Hacía unos días, contó Vidal, birlaron entre los dos a un chico una cabra, a orillas del Manzanares, cerca del puente de Toledo. Vidal entretuvo al chico jugando a las chapas, mientras que el Bizco agarraba la cabra y la subía por la rampa de los pinos al paseo de las Yeserías y la llevaba después a las Injurias. Entonces Vidal, señalándole al chico la parte opuesta de la rampa, le dijo: «Corre, que por allá va tu cabra», y mientras el muchacho echaba a trotar en la dirección indicada, Vidal se escabullía en las Injurias y se juntaba con el Bizco y su querida. Todavía estaban comiendo la carne de la cabra.

-Es lo que tú debes hacer -dijo Vidal-. Venirte con nosotros. ¡Si ésta es una vida de chipendi! Ya ves, hace unos días Juan el Burra y el Arenero; que viven en Casa Blanca, se encontraron en el camino de las Yeserías con un cerdo muerto. Iba un mozo con una piara al matadero, cuando se conoce que murió el animal; el mozo lo dejó allá, y Juan el Burra y el Arenero lo arrastraron hasta su casa, lo descuartizaron y hemos comido cerdo sus amigos durante más de una semana. ¡Si te digo que es una vida de chipendi!

Se conocían, por lo que decía Vidal, todos los randas, hasta los de los barrios más lejanos. Era una vida extrasocial la suya, admirable; hoy se veían en los Cuatro Caminos; a los tres o cuatro días, en el Puente de Vallecas o en la Guindalera, se ayudaban unos a otros.

Su radio de acción era una zona comprendida desde el extremo de la Casa de Campo, en donde se encuentran el ventorro de Agapito y las ventas de Alcorcón, hasta los Carabancheles; desde aquí, las orillas del arroyo Abroñigal, La Elipa; el Este, las Ventas y la Concepción hasta la Prosperidad; luego Tetuán hasta la Puerta de Hierro. Dormían, en verano, en corrales y cobertizos de las afueras.
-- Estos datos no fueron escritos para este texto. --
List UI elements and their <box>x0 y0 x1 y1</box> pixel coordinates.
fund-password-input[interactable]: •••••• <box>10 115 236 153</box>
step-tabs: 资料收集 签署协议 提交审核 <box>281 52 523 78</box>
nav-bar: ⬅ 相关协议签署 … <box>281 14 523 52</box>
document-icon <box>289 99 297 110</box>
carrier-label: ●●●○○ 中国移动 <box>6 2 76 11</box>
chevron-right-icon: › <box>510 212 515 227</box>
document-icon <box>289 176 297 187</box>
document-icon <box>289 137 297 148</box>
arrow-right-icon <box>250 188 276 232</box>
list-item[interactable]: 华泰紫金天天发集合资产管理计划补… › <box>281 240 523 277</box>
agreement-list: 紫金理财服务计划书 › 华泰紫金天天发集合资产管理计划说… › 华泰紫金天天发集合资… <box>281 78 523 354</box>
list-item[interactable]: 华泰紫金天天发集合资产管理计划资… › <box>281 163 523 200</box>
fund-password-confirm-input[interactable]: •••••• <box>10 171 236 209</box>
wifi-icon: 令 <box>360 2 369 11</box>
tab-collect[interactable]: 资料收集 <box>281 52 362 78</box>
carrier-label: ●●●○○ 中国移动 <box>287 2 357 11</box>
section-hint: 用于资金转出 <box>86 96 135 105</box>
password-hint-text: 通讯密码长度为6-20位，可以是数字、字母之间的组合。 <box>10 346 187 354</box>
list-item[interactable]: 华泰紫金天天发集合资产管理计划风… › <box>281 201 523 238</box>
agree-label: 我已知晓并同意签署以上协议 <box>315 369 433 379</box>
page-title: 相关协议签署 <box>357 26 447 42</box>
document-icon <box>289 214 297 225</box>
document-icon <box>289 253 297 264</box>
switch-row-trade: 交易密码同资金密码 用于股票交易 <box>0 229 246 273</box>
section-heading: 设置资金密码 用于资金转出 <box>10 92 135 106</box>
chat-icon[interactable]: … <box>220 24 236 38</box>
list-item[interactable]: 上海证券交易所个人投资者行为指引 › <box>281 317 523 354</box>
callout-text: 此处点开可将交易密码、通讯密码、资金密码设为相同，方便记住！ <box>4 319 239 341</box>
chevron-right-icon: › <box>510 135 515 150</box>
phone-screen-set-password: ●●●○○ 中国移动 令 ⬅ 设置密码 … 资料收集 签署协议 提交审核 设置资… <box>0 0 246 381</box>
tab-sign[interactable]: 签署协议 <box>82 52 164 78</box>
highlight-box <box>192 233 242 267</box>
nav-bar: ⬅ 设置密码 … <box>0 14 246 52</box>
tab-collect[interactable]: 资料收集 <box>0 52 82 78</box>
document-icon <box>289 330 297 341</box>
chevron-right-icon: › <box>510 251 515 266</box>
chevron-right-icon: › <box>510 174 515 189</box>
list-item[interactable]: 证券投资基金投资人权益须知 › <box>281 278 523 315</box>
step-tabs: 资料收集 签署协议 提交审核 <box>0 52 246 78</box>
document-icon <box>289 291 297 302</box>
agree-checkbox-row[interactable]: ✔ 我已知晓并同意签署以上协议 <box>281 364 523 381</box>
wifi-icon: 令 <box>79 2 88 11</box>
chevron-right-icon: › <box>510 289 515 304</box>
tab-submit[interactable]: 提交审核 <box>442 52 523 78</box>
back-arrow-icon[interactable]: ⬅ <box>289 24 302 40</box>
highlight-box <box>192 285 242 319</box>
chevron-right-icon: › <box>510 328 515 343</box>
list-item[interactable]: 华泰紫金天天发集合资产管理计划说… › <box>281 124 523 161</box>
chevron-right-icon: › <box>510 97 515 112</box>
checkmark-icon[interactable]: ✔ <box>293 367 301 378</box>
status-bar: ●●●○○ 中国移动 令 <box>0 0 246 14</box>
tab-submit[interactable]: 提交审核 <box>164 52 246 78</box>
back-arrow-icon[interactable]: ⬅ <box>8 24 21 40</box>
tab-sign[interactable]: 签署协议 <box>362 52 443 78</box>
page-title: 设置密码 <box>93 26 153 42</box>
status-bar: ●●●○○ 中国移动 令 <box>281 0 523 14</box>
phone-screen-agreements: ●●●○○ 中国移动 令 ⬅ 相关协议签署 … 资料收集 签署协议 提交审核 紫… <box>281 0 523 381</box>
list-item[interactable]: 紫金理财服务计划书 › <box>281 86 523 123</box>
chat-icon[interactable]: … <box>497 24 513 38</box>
Los del centro, mejor vestidos, más aristócratas, tenían ya su golfa, a ]a que fiscalizaban las ganancias y que se cuidaban de ellos; pero la golfería del centro era ya distinta, de otra clase, con otros matices.
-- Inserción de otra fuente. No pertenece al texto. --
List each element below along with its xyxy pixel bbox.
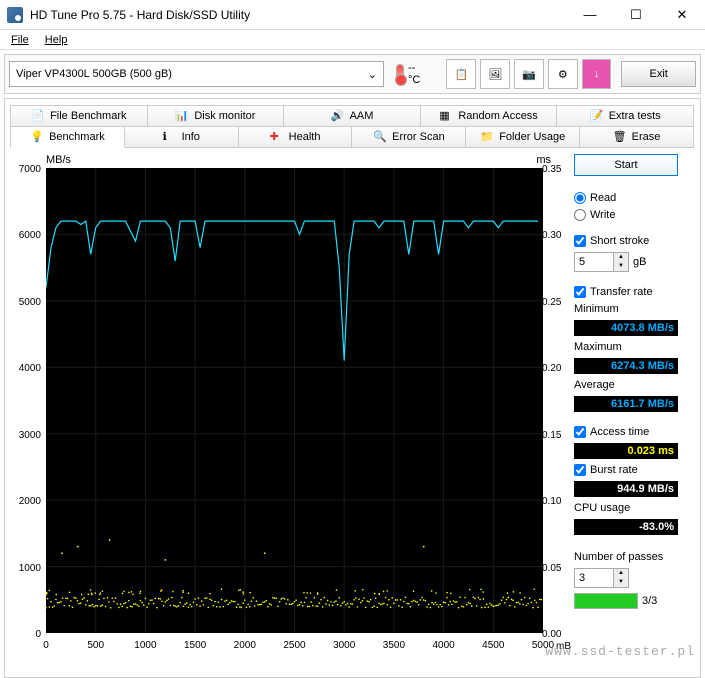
folder-icon: 📁 [480, 130, 494, 144]
y2-axis-ticks: 0.000.050.100.150.200.250.300.35 [542, 164, 566, 634]
cpu-usage-label: CPU usage [574, 502, 678, 514]
passes-progress [574, 593, 638, 609]
short-stroke-spinner[interactable]: ▲▼ [574, 252, 629, 272]
maximum-label: Maximum [574, 341, 678, 353]
save-screenshot-button[interactable]: 📷 [514, 59, 544, 89]
content-area: 📄File Benchmark 📊Disk monitor 🔊AAM ▦Rand… [4, 98, 701, 678]
burst-rate-check[interactable]: Burst rate [574, 464, 678, 476]
health-icon: ✚ [270, 130, 284, 144]
tab-file-benchmark[interactable]: 📄File Benchmark [10, 105, 148, 127]
copy-info-button[interactable]: 📋 [446, 59, 476, 89]
tab-extra-tests[interactable]: 📝Extra tests [556, 105, 694, 127]
benchmark-chart [46, 168, 543, 633]
average-label: Average [574, 379, 678, 391]
short-stroke-unit: gB [633, 256, 646, 268]
tab-disk-monitor[interactable]: 📊Disk monitor [147, 105, 285, 127]
thermometer-icon [396, 64, 404, 84]
trash-icon: 🗑 [613, 130, 627, 144]
spin-up-icon[interactable]: ▲ [614, 569, 628, 578]
sidebar: Start Read Write Short stroke ▲▼ gB Tran… [566, 154, 678, 674]
titlebar: HD Tune Pro 5.75 - Hard Disk/SSD Utility… [0, 0, 705, 30]
read-radio[interactable]: Read [574, 192, 678, 204]
tab-benchmark[interactable]: 💡Benchmark [10, 126, 125, 148]
tab-row-2: 💡Benchmark ℹInfo ✚Health 🔍Error Scan 📁Fo… [11, 126, 694, 148]
access-time-check[interactable]: Access time [574, 426, 678, 438]
info-icon: ℹ [163, 130, 177, 144]
short-stroke-check[interactable]: Short stroke [574, 235, 678, 247]
drive-dropdown[interactable]: Viper VP4300L 500GB (500 gB) ⌄ [9, 61, 384, 87]
copy-screenshot-button[interactable]: 🖼 [480, 59, 510, 89]
passes-input[interactable] [575, 572, 613, 584]
bulb-icon: 💡 [30, 130, 44, 144]
tab-erase[interactable]: 🗑Erase [579, 126, 694, 148]
menubar: File Help [0, 30, 705, 50]
minimum-value: 4073.8 MB/s [574, 320, 678, 336]
drive-label: Viper VP4300L 500GB (500 gB) [16, 68, 172, 80]
options-button[interactable]: ⚙ [548, 59, 578, 89]
close-button[interactable]: ✕ [659, 0, 705, 30]
chevron-down-icon: ⌄ [368, 68, 377, 81]
spin-down-icon[interactable]: ▼ [614, 262, 628, 271]
maximum-value: 6274.3 MB/s [574, 358, 678, 374]
burst-rate-value: 944.9 MB/s [574, 481, 678, 497]
benchmark-panel: MB/s ms 01000200030004000500060007000 0.… [11, 154, 694, 674]
minimize-button[interactable]: — [567, 0, 613, 30]
toolbar: Viper VP4300L 500GB (500 gB) ⌄ -- °C 📋 🖼… [4, 54, 701, 94]
passes-spinner[interactable]: ▲▼ [574, 568, 629, 588]
x-axis-ticks: 0500100015002000250030003500400045005000 [46, 638, 546, 652]
start-button[interactable]: Start [574, 154, 678, 176]
tab-info[interactable]: ℹInfo [124, 126, 239, 148]
cpu-usage-value: -83.0% [574, 519, 678, 535]
tab-error-scan[interactable]: 🔍Error Scan [351, 126, 466, 148]
tests-icon: 📝 [590, 109, 604, 123]
minimum-label: Minimum [574, 303, 678, 315]
y1-axis-ticks: 01000200030004000500060007000 [11, 164, 43, 634]
tab-folder-usage[interactable]: 📁Folder Usage [465, 126, 580, 148]
passes-progress-text: 3/3 [642, 595, 657, 607]
maximize-button[interactable]: ☐ [613, 0, 659, 30]
random-icon: ▦ [439, 109, 453, 123]
spin-up-icon[interactable]: ▲ [614, 253, 628, 262]
tab-random-access[interactable]: ▦Random Access [420, 105, 558, 127]
temperature-display: -- °C [396, 62, 430, 86]
watermark: www.ssd-tester.pl [545, 644, 695, 659]
tab-health[interactable]: ✚Health [238, 126, 353, 148]
exit-button[interactable]: Exit [621, 61, 695, 87]
passes-label: Number of passes [574, 551, 678, 563]
average-value: 6161.7 MB/s [574, 396, 678, 412]
tab-row-1: 📄File Benchmark 📊Disk monitor 🔊AAM ▦Rand… [11, 105, 694, 127]
access-time-value: 0.023 ms [574, 443, 678, 459]
save-button[interactable]: ↓ [582, 59, 612, 89]
menu-help[interactable]: Help [39, 32, 74, 48]
speaker-icon: 🔊 [331, 109, 345, 123]
spin-down-icon[interactable]: ▼ [614, 578, 628, 587]
tab-aam[interactable]: 🔊AAM [283, 105, 421, 127]
temperature-value: -- °C [408, 62, 431, 86]
file-icon: 📄 [31, 109, 45, 123]
write-radio[interactable]: Write [574, 209, 678, 221]
app-icon [7, 7, 23, 23]
y1-axis-label: MB/s [46, 154, 71, 166]
menu-file[interactable]: File [5, 32, 35, 48]
short-stroke-input[interactable] [575, 256, 613, 268]
chart-panel: MB/s ms 01000200030004000500060007000 0.… [11, 154, 566, 674]
transfer-rate-check[interactable]: Transfer rate [574, 286, 678, 298]
title-text: HD Tune Pro 5.75 - Hard Disk/SSD Utility [30, 8, 567, 22]
monitor-icon: 📊 [175, 109, 189, 123]
magnifier-icon: 🔍 [373, 130, 387, 144]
A veces el Bizco y Vidal habían pasado malas épocas, comiendo gatos y ratas, guareciéndose en las cuevas del cerrillo de San Blas, de Madrid Moderno y del cementerio del Este; pero ya tenían los dos su apaño.

-¿Y de trabajar? ¿Nada? -preguntó Manuel.

-¡Trabajar!... pa el gato -contestó Vidal.

Ellos no trabajaban, tartamudeó el Bizco; con su chaira en la mano, ¿quién le tosía a él?

En el cerebro de aquella bestia fiera no habían entrado, ni aun vagamente, ideas de derechos y de deberes. Ni deberes, ni leyes, ni nada; para él la fuerza era la razón; el mundo un bosque de caza. Sólo los miserables podían obedecer la ley del trabajo; así decía él: El trabajo pa los primos; el miedo pa los blancos.

Mientras hablaban los tres, pasaron por la carretera un hombre y una mujer con un niño en brazos. Tenían aspecto entristecido, de gente perseguida y famélica, la mirada tímida y huraña.

-Esos son los que trabajan -exclamó Vidal-. Así están ellos.

-Que se hagan la santísima -murmuró el Bizco.

-¿Adónde irán? -preguntó Manuel, contemplándolos con pena.

A los tejares -contestó Vidal-. A vender azafrán, como dicen por ahí.

-¿Y por qué dicen eso?

-Como el azafrán es tan caro...

Se detuvieron los tres y se tendieron en el suelo. Estuvieron más de una hora hablando de mujeres y de medios de sacar dinero.

-¿No tenéis perras? -preguntó Vidal a Manuel y al Bizco.

-Dos reales -contestó éste.

-¡Anda, convida! Vamos a tomar una botella.

Accedió el Bizco refunfuñando, se levantaron y se fueron acercando a Madrid. Una fila de burros blanquecinos pasó por delante de ellos; un gitano joven y moreno, con una larga vara debajo del brazo, montado en las ancas del último borrico de la fila, gritaba a cada paso: ¡Coroné! ¡coroné!